HARBORSIDE, Maine — Il doit faire environ - 4 °C à la ferme Four Seasons et le temps est de ce gris blanchâtre qui fait des champs, des routes enneigées et de la mer un vaste camaïeu. Mais Eliot Coleman est tout content.

La Chandeleur est passée et le soleil crapahute maintenant dans le ciel givré, avec ou sans nuages, peu importe, pour plus de 10 heures. C’est amplement assez de lumière pour nourrir les épinards, les carottes, les oignons, le chou frisé et toutes les autres pousses qu’Eliot, sa fille Clara et sa femme Barbara Damrosch font croître tout l’hiver.

« Nous, l’été, on prend des vacances, parce que tous les fermiers inondent déjà les marchés avec leurs légumes, ils n’ont pas besoin de nous, explique Coleman. En hiver ? On est les seuls. »

Bienvenue dans l’univers glacé mais verdoyant d’Eliot Coleman, 78 ans, personnage culte de l’agriculture américaine naturelle et à petite échelle, grand spécialiste émérite du légume de saison improbable.

« Tiens, il faut que tu goûtes à ça », dit-il, en mettant sous le robinet des carottes encore toutes pleines de terre, à peine sorties du sol. Je croque.
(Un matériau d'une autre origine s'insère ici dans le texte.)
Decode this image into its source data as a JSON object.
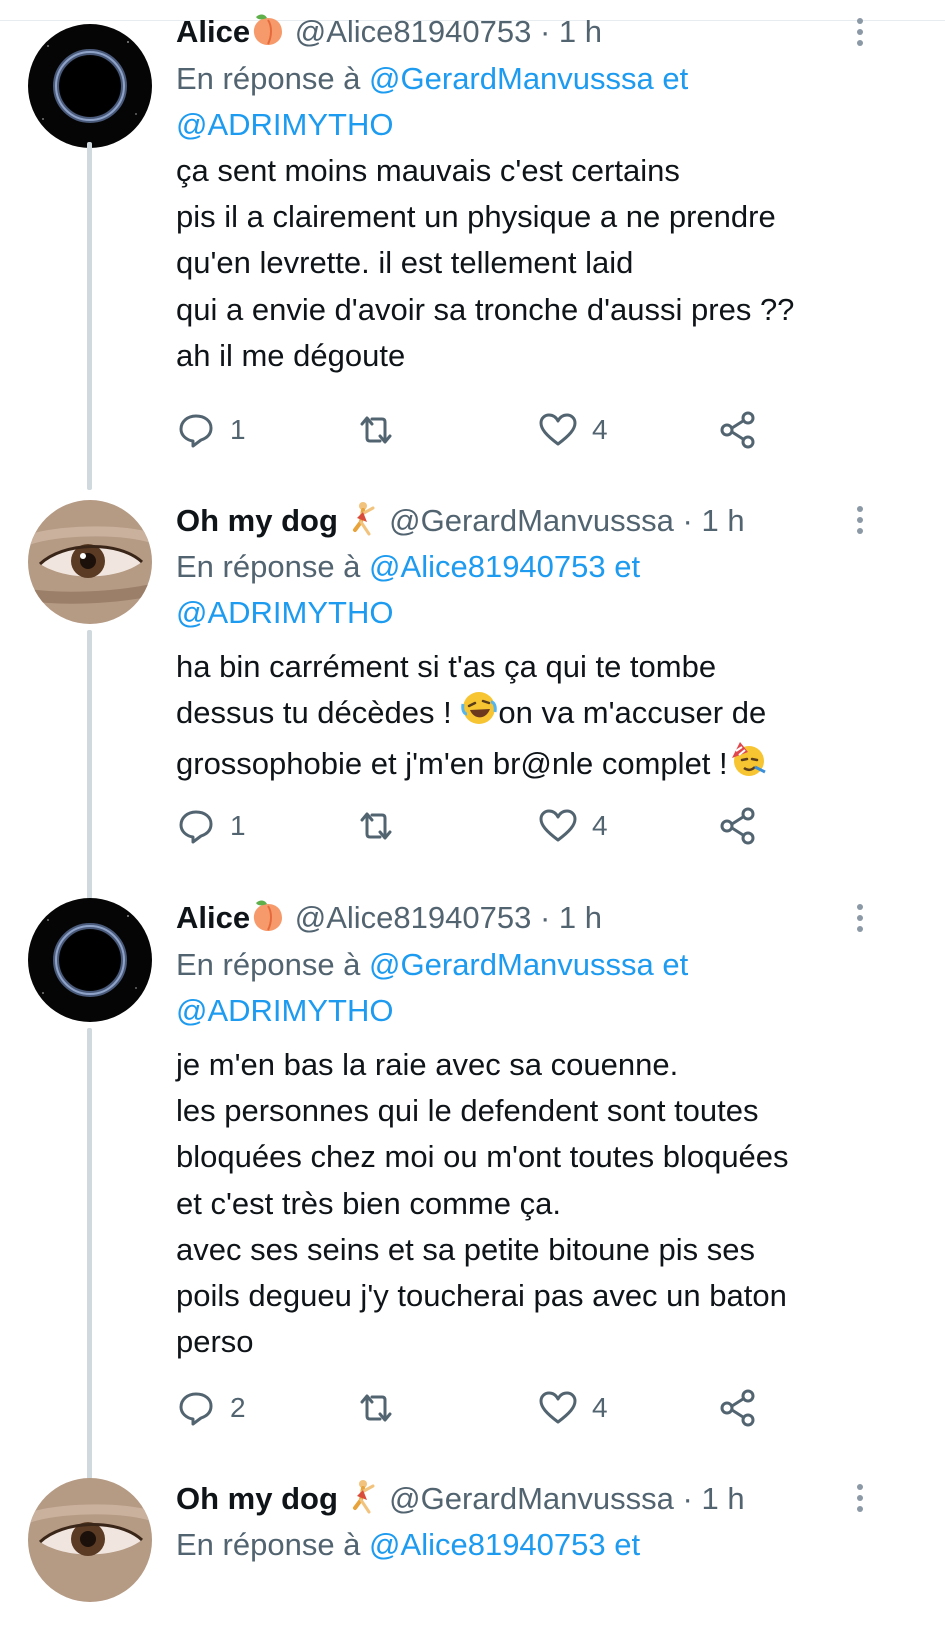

La racine est parfaitement craquante, plus sucrée qu’à l’habitude, comme si le froid avait arrondi toute amertume et chassé l’élasticité de la texture. « Moi, je les trouve bien meilleures que celles d’été », dit Coleman. Et il n’a pas tort.
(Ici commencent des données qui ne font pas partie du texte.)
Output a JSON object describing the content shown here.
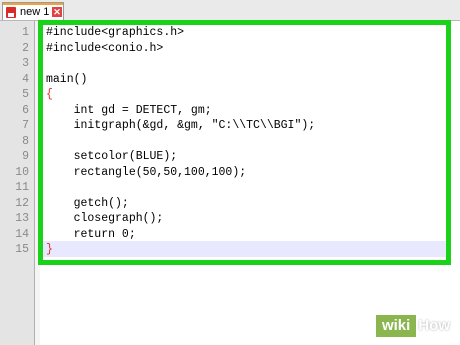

Au marché de Blue Hill, village à 20 km de sa ferme, il vend ses légumes le samedi matin, et on fait la file pour acheter ses produits. Le week-end avant notre passage, il avait écoulé ses épinards en sept minutes. Sa recette hebdomadaire ? 2500 $. Donc plus de 10 000 $ par mois froid.

« En hiver, il y a vraiment une grande demande pour des produits frais. Et la vérité, c’est que bien des choses poussent. C’est juste plus lent. »

— Eliot Coleman

Un modèle local

Le modèle d’affaires de Four Seasons et le choix de vie de cet ancien hippie aujourd’hui vénéré par une jeune génération de fermiers en quête de revenus confortables et d’une solution de rechange à l’agriculture industrielle, c’est ce qui rend ce projet si particulier.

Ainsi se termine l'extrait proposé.